Treatment-Resistant Schizophrenia affects about 30% of Schizophrenia patients. Reliable identification of TRS patients within an Electronic Health Record (EHR) system will improve patient care and enhance clinical research. We will develop a computable phenotyping algorithm by combining several information technologies to characterize TRS patients from an EHR system.

Need/Problem: Treatment-Resistant Schizophrenia (TRS) affects about 30% of schizophrenia patients. However, the utilization rate of clozapine, the only approved antipsychotic for TRS, remains low. Characterization of TRS patients from Electronic Health Records will facilitate early detection of TRS patients and subsequently increase the use of clozapine.

Grant Summary: We will use an array of information technologies (database query, temporal medication mining, and natural language processing) to develop an algorithm that could quickly characterize TRS patients in an Electronic Health Records Systems. The performance of the algorithm will be systematically assessed.
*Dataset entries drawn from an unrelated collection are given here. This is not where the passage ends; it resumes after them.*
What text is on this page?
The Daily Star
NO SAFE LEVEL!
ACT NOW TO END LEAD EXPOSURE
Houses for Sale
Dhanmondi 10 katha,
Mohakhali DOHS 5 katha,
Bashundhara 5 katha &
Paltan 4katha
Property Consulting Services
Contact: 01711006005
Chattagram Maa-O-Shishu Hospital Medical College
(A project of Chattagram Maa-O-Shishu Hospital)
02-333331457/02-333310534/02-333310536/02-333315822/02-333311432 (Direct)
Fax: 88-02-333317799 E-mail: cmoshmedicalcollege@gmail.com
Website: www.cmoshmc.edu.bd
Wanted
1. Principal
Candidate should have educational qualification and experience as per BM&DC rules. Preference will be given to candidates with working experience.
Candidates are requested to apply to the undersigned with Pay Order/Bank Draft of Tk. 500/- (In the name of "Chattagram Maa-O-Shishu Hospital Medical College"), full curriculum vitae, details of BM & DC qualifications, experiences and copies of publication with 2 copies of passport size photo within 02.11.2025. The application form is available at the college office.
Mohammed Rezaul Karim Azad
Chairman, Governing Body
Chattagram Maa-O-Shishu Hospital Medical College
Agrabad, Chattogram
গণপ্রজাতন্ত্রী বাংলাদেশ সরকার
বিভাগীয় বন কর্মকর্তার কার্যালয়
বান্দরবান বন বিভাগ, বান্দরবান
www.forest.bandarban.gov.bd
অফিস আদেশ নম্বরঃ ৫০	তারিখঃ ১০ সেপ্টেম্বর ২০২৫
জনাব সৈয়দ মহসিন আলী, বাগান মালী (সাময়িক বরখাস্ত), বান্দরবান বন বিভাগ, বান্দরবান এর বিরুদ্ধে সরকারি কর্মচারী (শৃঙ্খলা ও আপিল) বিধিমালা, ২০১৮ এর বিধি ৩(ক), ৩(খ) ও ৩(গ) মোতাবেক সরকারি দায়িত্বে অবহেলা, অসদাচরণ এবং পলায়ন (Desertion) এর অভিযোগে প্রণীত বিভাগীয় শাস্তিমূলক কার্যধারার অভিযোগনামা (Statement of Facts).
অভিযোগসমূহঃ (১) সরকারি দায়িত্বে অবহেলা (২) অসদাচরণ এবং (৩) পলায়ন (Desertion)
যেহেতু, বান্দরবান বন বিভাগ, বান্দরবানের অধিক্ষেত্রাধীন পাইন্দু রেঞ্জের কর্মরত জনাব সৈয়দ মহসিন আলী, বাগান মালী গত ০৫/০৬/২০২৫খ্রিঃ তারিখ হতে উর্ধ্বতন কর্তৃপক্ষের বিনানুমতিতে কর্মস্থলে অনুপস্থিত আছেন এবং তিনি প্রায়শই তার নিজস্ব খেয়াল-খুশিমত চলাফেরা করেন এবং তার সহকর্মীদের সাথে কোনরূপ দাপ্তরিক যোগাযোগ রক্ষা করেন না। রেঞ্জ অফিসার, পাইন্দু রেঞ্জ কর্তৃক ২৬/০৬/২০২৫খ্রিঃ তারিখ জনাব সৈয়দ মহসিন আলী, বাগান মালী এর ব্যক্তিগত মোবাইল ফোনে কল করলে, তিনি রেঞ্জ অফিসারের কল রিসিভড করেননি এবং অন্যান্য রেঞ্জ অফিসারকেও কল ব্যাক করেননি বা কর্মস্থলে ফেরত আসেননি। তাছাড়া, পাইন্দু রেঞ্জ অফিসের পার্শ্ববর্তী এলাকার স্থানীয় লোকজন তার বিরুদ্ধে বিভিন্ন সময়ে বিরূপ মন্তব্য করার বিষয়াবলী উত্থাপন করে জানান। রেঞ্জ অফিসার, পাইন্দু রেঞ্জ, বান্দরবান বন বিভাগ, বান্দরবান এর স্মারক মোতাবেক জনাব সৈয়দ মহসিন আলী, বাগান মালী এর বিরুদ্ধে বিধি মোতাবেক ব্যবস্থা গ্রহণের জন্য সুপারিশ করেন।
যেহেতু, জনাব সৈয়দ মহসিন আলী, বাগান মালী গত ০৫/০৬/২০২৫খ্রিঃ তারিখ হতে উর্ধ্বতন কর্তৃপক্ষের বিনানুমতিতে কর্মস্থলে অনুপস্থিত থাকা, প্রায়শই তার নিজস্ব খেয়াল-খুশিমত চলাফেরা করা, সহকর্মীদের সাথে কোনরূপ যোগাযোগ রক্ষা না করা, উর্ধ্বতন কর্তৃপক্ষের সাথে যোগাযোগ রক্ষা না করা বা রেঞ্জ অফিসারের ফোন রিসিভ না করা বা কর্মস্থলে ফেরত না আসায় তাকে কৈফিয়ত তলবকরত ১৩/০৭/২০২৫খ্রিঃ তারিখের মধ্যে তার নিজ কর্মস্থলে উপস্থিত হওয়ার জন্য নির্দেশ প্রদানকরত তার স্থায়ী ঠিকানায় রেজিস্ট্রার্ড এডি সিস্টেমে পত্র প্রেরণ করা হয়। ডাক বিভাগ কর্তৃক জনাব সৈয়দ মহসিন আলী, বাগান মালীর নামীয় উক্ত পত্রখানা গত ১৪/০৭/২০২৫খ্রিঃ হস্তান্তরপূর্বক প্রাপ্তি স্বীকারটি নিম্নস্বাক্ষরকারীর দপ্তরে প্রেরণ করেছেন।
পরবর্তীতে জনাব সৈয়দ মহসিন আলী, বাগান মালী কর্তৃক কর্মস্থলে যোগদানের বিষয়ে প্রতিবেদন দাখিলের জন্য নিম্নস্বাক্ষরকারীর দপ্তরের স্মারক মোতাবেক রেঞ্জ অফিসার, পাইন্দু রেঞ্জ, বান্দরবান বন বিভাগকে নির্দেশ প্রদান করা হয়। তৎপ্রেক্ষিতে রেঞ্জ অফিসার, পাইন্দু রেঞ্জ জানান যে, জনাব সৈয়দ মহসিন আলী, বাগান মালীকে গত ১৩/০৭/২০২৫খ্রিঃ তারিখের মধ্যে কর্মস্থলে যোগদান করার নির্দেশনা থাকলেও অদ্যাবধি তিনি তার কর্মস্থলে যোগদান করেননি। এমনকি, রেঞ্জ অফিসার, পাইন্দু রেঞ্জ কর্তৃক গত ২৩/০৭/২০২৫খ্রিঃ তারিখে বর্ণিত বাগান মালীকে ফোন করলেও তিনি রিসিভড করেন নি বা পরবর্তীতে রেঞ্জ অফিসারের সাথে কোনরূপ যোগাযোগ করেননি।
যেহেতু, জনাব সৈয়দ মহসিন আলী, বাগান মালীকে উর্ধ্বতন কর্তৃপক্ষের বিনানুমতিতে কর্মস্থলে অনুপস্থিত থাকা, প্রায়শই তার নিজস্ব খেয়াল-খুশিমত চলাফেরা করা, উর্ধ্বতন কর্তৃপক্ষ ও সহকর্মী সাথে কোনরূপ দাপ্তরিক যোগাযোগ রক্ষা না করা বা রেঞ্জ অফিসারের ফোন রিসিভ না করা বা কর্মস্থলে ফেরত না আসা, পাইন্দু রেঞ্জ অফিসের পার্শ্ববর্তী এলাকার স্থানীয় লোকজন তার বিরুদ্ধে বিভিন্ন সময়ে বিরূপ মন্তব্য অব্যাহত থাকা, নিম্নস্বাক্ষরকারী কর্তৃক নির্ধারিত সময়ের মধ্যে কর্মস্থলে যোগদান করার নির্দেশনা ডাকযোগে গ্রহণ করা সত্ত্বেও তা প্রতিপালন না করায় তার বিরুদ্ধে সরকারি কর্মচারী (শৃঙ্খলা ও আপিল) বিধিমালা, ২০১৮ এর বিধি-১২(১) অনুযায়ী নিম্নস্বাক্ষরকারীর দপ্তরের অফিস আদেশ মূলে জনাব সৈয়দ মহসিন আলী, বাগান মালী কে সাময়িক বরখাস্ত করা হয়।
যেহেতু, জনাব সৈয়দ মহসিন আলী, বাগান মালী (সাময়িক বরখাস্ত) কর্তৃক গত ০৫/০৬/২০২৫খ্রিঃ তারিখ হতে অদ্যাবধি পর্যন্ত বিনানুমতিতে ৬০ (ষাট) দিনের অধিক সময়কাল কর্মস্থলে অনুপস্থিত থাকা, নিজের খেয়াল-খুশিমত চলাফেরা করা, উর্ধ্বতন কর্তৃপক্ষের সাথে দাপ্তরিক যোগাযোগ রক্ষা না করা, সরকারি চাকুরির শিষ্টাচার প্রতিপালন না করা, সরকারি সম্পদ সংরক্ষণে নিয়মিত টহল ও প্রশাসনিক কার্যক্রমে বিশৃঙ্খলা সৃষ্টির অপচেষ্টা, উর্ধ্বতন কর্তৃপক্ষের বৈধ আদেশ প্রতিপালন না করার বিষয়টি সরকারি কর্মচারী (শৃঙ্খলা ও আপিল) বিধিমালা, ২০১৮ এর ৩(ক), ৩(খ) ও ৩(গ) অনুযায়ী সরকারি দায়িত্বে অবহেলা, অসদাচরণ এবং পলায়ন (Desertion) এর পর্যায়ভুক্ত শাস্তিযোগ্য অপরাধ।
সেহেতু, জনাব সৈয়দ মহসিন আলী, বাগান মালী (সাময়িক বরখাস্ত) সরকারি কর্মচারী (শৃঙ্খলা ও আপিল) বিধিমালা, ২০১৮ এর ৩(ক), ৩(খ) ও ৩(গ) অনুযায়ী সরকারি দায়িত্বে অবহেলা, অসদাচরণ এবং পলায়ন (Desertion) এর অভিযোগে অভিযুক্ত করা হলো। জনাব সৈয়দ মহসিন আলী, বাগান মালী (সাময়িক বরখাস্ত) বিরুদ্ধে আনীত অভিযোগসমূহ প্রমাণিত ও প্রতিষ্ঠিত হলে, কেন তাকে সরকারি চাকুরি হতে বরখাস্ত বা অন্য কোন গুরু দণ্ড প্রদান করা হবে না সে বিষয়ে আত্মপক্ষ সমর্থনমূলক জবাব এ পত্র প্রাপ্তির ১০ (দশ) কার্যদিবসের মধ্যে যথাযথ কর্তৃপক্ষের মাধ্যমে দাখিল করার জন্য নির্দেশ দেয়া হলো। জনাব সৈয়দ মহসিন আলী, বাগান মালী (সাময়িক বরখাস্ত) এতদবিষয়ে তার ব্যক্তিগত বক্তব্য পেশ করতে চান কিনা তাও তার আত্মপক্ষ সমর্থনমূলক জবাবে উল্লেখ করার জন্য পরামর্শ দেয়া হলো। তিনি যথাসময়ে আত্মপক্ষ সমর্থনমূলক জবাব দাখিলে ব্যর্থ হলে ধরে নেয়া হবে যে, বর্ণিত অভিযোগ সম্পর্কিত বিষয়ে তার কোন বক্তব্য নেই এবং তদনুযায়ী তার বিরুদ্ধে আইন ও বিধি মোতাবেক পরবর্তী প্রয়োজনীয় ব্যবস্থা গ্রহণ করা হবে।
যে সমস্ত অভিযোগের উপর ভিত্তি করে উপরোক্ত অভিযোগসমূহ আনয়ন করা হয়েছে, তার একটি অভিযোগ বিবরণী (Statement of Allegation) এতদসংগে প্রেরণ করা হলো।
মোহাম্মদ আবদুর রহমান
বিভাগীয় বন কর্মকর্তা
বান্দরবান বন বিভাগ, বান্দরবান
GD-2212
Goals and Projected Outcomes: The goal of the project to generate a computable phenotyping algorithm that could be used to mine Electronic Health Records to identify TRS patients in an automated manner. We will use data from UNC EHR to train and assess the algorithm. We expect the final version of the algorithm to be shared among the computable phenotyping community to be used in other EHR settings.

Xiaoming Zeng, PhD

Grant Details: The project is divided into three sequential steps. The first step is to build “gold standard” datasets, during which  EHR data will be extracted and manually reviewed by clinicians to label positive and negative TRS cases. Once the datasets are established and verified, we will split them by 70/30 into training and testing datasets, respectively. In step 2, using the training data, we will develop and calibrate the computable phenotype for TRS.  We will use combined technologies of database queries, temporal medication mining, and natural language processing to develop and fine-tune the CP for TRS. In the last step, we will evaluate the performance of the CP for TRS. “Gold standard” testing dataset will be used to assess the final performance of CP for TRS. All performance assessments will be measured using standard classification metrics – sensitivity, specificity, recall, precision, Area Under the Curve (AUC), and F-statistics.